If we improve the tone prompts using each user’s LinkedIn writing history, then we will increase average tone match score from 5.26 to 8 out of 10.
Tone baseline analyses run on 10 users on March 9 showed scores ranging from 2.1 to 6.9 out of 10, averaging 5.26/10. AI-generated content is measurably diverging from how these users actually write.
The current prompts lack sufficient personalization signal. Each user’s existing LinkedIn post history contains enough stylistic data to close the gap.
Same 10-user cohort. The improved tone prompt — trained on each user’s LinkedIn post history — runs live for 14 days. All 10 users are re-scored using the same methodology as the March 9 baseline. A one-week check-in reviews directional movement before the final read.
Tracked in tone_delta_experiments — same scoring model, same 10-user cohort as March 9.
| User | Baseline Score | Posts Analyzed | LinkedIn Posts (Total) |
|---|---|---|---|
| Kamil Rextin | 2.1/10 | 9 | 463 |
| Daryl Driedger | 3.9/10 | 11 | 69 |
| Alejandra Céspedes | 4.8/10 | 4 | 15 △ |
| Matt Dorman | 4.8/10 | 6 | 223 |
| Eric Voyer | 5.7/10 | 6 | 105 |
| Olanike A. Mensah | 5.9/10 | 10 | 0 △ |
| Meeky Hwang | 6.2/10 | 16 | 165 |
| Rameez Faheem | 6.5/10 | 6 | 12 △ |
| Bill Wilson | 6.8/10 | 5 | 710 |
| Renée Cormier | 6.9/10 | 10 | 422 |
| Cohort Average | 5.26/10 | — | — |
△ Flagged — thin or missing LinkedIn data. Scores for these users should be read with lower confidence.

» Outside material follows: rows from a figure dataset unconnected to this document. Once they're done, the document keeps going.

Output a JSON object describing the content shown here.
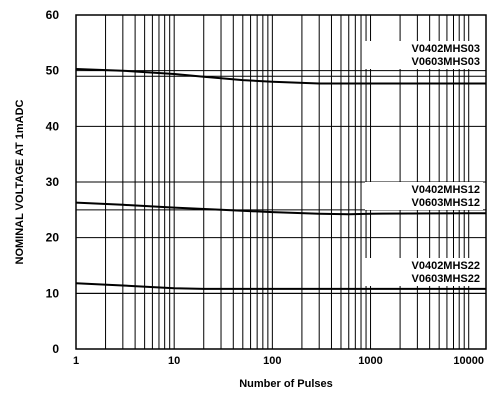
{
  "chart_data": {
    "type": "line",
    "xlabel": "Number of Pulses",
    "ylabel": "NOMINAL VOLTAGE AT 1mADC",
    "x_scale": "log",
    "xlim": [
      1,
      15000
    ],
    "ylim": [
      0,
      60
    ],
    "x_tick_values": [
      1,
      10,
      100,
      1000,
      10000
    ],
    "x_tick_labels": [
      "1",
      "10",
      "100",
      "1000",
      "10000"
    ],
    "y_tick_values": [
      0,
      10,
      20,
      30,
      40,
      50,
      60
    ],
    "y_tick_labels": [
      "0",
      "10",
      "20",
      "30",
      "40",
      "50",
      "60"
    ],
    "grid": true,
    "series": [
      {
        "labels": [
          "V0402MHS03",
          "V0603MHS03"
        ],
        "x": [
          1,
          3,
          10,
          20,
          50,
          100,
          300,
          1000,
          10000,
          15000
        ],
        "y": [
          50.3,
          50.0,
          49.4,
          48.9,
          48.3,
          48.0,
          47.7,
          47.7,
          47.7,
          47.7
        ],
        "ref_y": 49
      },
      {
        "labels": [
          "V0402MHS12",
          "V0603MHS12"
        ],
        "x": [
          1,
          3,
          10,
          30,
          100,
          300,
          600,
          1000,
          10000,
          15000
        ],
        "y": [
          26.3,
          25.9,
          25.4,
          25.0,
          24.6,
          24.3,
          24.2,
          24.3,
          24.4,
          24.4
        ],
        "ref_y": 25
      },
      {
        "labels": [
          "V0402MHS22",
          "V0603MHS22"
        ],
        "x": [
          1,
          3,
          10,
          20,
          100,
          1000,
          10000,
          15000
        ],
        "y": [
          11.8,
          11.4,
          10.9,
          10.8,
          10.8,
          10.8,
          10.8,
          10.8
        ],
        "ref_y": 10
      }
    ]
  }
}
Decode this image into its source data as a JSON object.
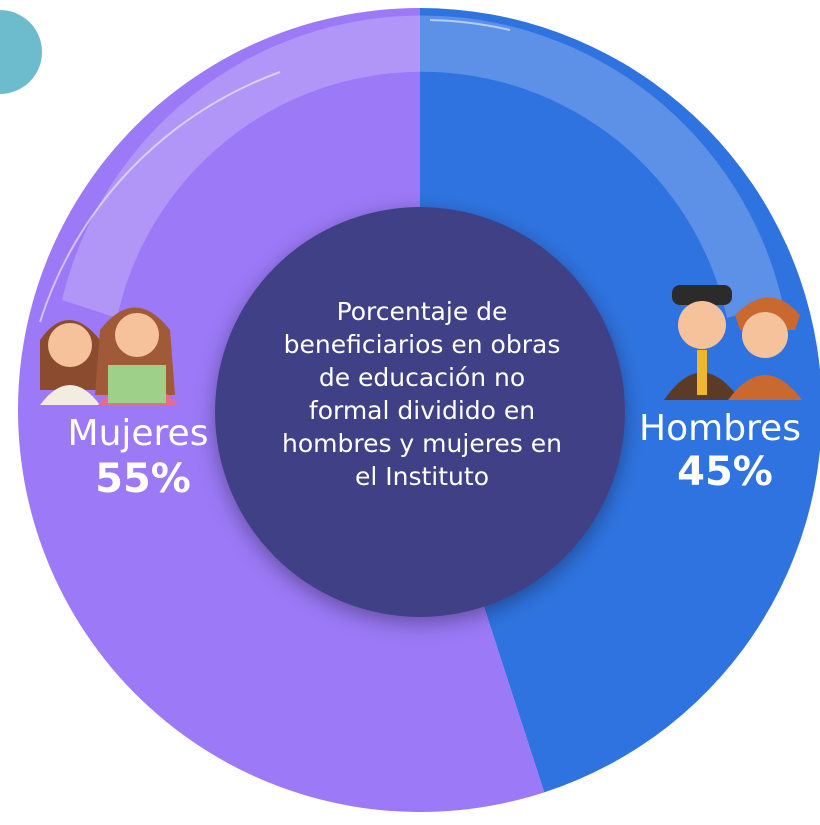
{
  "chart_data": {
    "type": "pie",
    "title": "Porcentaje de beneficiarios en obras de educación no formal dividido en hombres y mujeres en el Instituto",
    "categories": [
      "Hombres",
      "Mujeres"
    ],
    "values": [
      45,
      55
    ],
    "value_labels": [
      "45%",
      "55%"
    ],
    "colors": [
      "#2f73e0",
      "#9b79f7"
    ]
  }
}
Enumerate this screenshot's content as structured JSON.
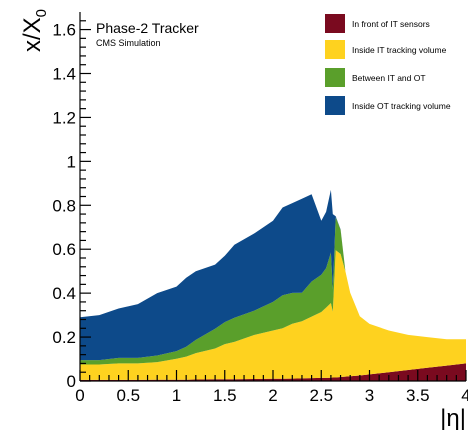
{
  "chart_data": {
    "type": "area",
    "title": "Phase-2 Tracker",
    "subtitle": "CMS Simulation",
    "xlabel": "|η|",
    "ylabel": "x/X0",
    "ylabel_main": "x/X",
    "ylabel_sub": "0",
    "xlim": [
      0,
      4
    ],
    "ylim": [
      0,
      1.68
    ],
    "x_ticks": [
      0,
      0.5,
      1,
      1.5,
      2,
      2.5,
      3,
      3.5,
      4
    ],
    "x_tick_labels": [
      "0",
      "0.5",
      "1",
      "1.5",
      "2",
      "2.5",
      "3",
      "3.5",
      "4"
    ],
    "y_ticks": [
      0,
      0.2,
      0.4,
      0.6,
      0.8,
      1,
      1.2,
      1.4,
      1.6
    ],
    "y_tick_labels": [
      "0",
      "0.2",
      "0.4",
      "0.6",
      "0.8",
      "1",
      "1.2",
      "1.4",
      "1.6"
    ],
    "legend_position": "top-right",
    "stacked": true,
    "x": [
      0,
      0.2,
      0.4,
      0.6,
      0.8,
      1.0,
      1.1,
      1.2,
      1.4,
      1.5,
      1.6,
      1.8,
      2.0,
      2.1,
      2.2,
      2.3,
      2.4,
      2.5,
      2.55,
      2.6,
      2.62,
      2.65,
      2.7,
      2.75,
      2.8,
      2.9,
      3.0,
      3.2,
      3.4,
      3.6,
      3.8,
      4.0
    ],
    "series": [
      {
        "name": "In front of IT sensors",
        "color": "#7a0a1f",
        "values": [
          0.005,
          0.005,
          0.005,
          0.005,
          0.006,
          0.006,
          0.006,
          0.007,
          0.008,
          0.008,
          0.008,
          0.009,
          0.01,
          0.01,
          0.011,
          0.012,
          0.013,
          0.014,
          0.014,
          0.015,
          0.016,
          0.016,
          0.018,
          0.02,
          0.022,
          0.025,
          0.03,
          0.04,
          0.05,
          0.06,
          0.07,
          0.08
        ]
      },
      {
        "name": "Inside IT tracking volume",
        "color": "#fed21f",
        "values": [
          0.07,
          0.07,
          0.075,
          0.075,
          0.08,
          0.095,
          0.105,
          0.12,
          0.14,
          0.16,
          0.17,
          0.2,
          0.22,
          0.23,
          0.25,
          0.26,
          0.28,
          0.3,
          0.32,
          0.34,
          0.3,
          0.58,
          0.56,
          0.48,
          0.38,
          0.27,
          0.23,
          0.19,
          0.16,
          0.14,
          0.12,
          0.11
        ]
      },
      {
        "name": "Between IT and OT",
        "color": "#5a9f2b",
        "values": [
          0.02,
          0.02,
          0.025,
          0.025,
          0.03,
          0.035,
          0.045,
          0.06,
          0.09,
          0.1,
          0.11,
          0.11,
          0.13,
          0.15,
          0.14,
          0.13,
          0.16,
          0.17,
          0.18,
          0.23,
          0.1,
          0.15,
          0.11,
          0.0,
          0.0,
          0.0,
          0.0,
          0.0,
          0.0,
          0.0,
          0.0,
          0.0
        ]
      },
      {
        "name": "Inside OT tracking volume",
        "color": "#0d4a8a",
        "values": [
          0.195,
          0.205,
          0.225,
          0.245,
          0.284,
          0.294,
          0.314,
          0.313,
          0.292,
          0.302,
          0.332,
          0.351,
          0.37,
          0.4,
          0.409,
          0.428,
          0.397,
          0.246,
          0.256,
          0.285,
          0.344,
          0.004,
          0.002,
          0.0,
          0.0,
          0.0,
          0.0,
          0.0,
          0.0,
          0.0,
          0.0,
          0.0
        ]
      }
    ]
  }
}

| Hit 8/10 | Roll improved prompts out to all content module users. |
|---|---|
| Miss 8/10 | Identify which users diverged furthest and determine whether the gap is a data problem (insufficient post history) or a model problem. |
All 10 records in tone_delta_experiments still show generatedAt: 2026-03-09. No re-scoring has run. The agents collection shows zero configuration changes since March 9. The improved prompt exists as a stored field in the database but has not been applied to the live system. The experiment cannot start until the prompt is deployed.
cowlickrocks@gmail.com (Daryl Driedger) shows zero content ideas and zero posts in the last 30 days. Every other cohort member has generated 5–21 ideas in that window. A user who is not generating content under the new prompt cannot be re-scored, reducing the effective cohort to 9.

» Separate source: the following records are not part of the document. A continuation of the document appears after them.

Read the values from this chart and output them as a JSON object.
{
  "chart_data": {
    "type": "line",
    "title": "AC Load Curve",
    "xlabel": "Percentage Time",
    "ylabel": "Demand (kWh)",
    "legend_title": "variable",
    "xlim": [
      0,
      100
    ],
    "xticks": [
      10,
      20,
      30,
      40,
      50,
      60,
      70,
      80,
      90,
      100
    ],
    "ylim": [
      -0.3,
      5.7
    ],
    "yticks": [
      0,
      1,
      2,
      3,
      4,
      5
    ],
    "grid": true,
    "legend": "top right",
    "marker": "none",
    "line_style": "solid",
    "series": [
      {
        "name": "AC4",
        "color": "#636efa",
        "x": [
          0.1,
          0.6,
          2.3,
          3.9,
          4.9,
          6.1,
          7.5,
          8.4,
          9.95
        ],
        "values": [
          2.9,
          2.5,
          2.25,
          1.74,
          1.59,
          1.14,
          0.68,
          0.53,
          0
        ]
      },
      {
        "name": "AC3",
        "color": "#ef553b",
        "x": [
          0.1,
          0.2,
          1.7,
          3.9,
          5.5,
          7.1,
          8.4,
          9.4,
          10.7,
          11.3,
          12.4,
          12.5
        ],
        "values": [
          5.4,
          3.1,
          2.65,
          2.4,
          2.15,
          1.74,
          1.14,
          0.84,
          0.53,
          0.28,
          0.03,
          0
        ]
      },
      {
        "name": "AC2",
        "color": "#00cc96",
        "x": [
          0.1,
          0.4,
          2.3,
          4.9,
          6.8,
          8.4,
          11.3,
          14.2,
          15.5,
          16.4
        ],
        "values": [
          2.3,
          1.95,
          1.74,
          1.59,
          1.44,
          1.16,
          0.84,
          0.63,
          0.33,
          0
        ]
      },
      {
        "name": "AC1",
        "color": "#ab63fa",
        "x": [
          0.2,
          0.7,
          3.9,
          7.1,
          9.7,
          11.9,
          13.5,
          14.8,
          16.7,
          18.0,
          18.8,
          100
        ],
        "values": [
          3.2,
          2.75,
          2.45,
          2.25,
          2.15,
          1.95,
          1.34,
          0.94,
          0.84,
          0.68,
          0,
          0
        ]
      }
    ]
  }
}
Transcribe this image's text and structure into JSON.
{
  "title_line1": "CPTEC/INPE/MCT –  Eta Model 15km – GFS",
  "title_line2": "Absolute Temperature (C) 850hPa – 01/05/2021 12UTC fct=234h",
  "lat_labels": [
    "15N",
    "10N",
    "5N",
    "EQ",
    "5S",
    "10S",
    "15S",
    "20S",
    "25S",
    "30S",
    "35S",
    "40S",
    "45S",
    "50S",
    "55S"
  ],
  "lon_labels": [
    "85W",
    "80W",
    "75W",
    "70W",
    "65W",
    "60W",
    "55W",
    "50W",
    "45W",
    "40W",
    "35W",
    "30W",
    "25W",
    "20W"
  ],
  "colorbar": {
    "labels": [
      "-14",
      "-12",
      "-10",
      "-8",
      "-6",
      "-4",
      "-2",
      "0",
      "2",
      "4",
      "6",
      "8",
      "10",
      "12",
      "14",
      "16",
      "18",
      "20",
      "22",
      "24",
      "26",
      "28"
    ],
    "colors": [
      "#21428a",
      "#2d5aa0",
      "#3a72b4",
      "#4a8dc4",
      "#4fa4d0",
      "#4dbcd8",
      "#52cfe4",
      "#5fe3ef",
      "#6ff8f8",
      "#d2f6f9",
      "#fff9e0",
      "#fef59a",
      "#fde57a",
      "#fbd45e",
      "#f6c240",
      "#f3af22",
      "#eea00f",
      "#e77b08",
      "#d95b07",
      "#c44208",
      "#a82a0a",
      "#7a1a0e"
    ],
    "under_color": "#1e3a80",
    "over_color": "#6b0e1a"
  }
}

Alejandra Céspedes has 15 LinkedIn posts in the system (4 analyzed). Rameez Faheem has 12 (6 analyzed). Both are on the lower end of the score range. Re-scored results for these two will carry lower confidence than the rest of the cohort. Not a blocker, but should be noted on the final read.
Note → Flag these two users explicitly when interpreting the March 30 results.